Cancers (Basel). 2020 Jul 17;12(7):1944. doi: 10.3390/cancers12071944.

Abstract

Developing precision medicine is a major trend in clinical oncology. The main adverse effects of ifosfamide, actinomycin D and vincristine (IVA) treatment for rhabdomyosarcoma are haematological toxicities such as neutropenia or thrombocytopenia. The severity of these effects vary among patients but their dynamic profiles are similar. A non-empirical adjustment of the chemotherapy dose to avoid severe toxicities could help secure the treatment administration. Twenty-four patients with rhabdomyosarcoma treated with IVA chemotherapy courses were selected. Before and during each cycle, routine multiple blood cell counts were performed allowing for a dynamic study of the haematological toxicities.
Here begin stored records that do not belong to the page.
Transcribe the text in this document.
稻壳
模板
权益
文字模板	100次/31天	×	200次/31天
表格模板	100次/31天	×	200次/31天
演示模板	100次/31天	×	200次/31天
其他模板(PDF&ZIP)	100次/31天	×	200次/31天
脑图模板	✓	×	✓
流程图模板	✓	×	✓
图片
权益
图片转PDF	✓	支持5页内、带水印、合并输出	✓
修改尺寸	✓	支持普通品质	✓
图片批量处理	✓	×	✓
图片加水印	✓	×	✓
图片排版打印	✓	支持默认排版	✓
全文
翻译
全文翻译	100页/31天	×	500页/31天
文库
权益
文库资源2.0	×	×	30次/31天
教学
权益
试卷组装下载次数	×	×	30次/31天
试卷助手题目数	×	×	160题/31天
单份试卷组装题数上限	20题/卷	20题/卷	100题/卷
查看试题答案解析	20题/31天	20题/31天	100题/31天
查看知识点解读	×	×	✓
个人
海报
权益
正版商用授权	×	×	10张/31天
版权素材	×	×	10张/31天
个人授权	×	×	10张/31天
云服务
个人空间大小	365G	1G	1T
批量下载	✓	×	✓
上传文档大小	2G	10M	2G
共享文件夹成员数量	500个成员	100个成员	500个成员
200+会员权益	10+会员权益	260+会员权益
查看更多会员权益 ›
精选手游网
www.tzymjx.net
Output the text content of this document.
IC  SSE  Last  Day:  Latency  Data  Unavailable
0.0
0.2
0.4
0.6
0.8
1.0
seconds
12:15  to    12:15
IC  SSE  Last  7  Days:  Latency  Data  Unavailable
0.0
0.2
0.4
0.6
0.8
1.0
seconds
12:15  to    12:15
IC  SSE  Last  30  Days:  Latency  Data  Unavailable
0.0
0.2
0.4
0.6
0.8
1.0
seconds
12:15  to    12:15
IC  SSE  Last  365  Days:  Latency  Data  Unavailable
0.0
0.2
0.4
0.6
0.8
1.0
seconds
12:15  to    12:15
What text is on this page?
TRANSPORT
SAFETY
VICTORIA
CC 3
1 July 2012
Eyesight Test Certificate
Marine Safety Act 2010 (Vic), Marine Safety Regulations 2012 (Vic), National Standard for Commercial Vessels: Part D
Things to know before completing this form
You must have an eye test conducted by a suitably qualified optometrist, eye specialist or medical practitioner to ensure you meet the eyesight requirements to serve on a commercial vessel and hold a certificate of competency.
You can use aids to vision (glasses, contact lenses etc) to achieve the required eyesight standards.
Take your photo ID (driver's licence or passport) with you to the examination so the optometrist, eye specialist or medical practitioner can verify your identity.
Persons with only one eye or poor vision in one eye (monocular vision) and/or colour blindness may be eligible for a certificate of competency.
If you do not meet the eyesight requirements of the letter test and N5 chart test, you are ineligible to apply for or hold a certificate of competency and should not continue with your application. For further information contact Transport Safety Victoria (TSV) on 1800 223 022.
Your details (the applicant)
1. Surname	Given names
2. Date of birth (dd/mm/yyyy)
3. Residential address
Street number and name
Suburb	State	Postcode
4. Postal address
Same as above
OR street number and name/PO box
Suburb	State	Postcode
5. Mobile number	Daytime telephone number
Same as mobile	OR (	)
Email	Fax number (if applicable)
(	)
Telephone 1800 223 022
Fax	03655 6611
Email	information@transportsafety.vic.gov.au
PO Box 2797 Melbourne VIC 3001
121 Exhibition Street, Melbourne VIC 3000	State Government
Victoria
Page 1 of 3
We developed a machine learning analysis using a gradient boosting regression technique to forecast the ifosfamide induced haematological toxicities as a function of neutrophils and platelets initial levels and the initial ifosfamide dose. To validate models' accuracy, predicted and observed neutrophils and platelets levels were compared. The model was able to reproduce the dynamic profiles of the haematological toxicities. Among all cycles, the mean absolute errors between predicted and observed neutrophils and platelets levels were 1.0 and 72.8 G/L, respectively. Adjusting a patient's ifosfamide dose based upon the predicted haematological toxicity levels at the end of a treatment cycle could enable tailored treatment.

Keywords: artificial intelligence; children; haematological toxicity; machine learning; neutropenia; rhabdomyosarcoma; thrombocytopenia.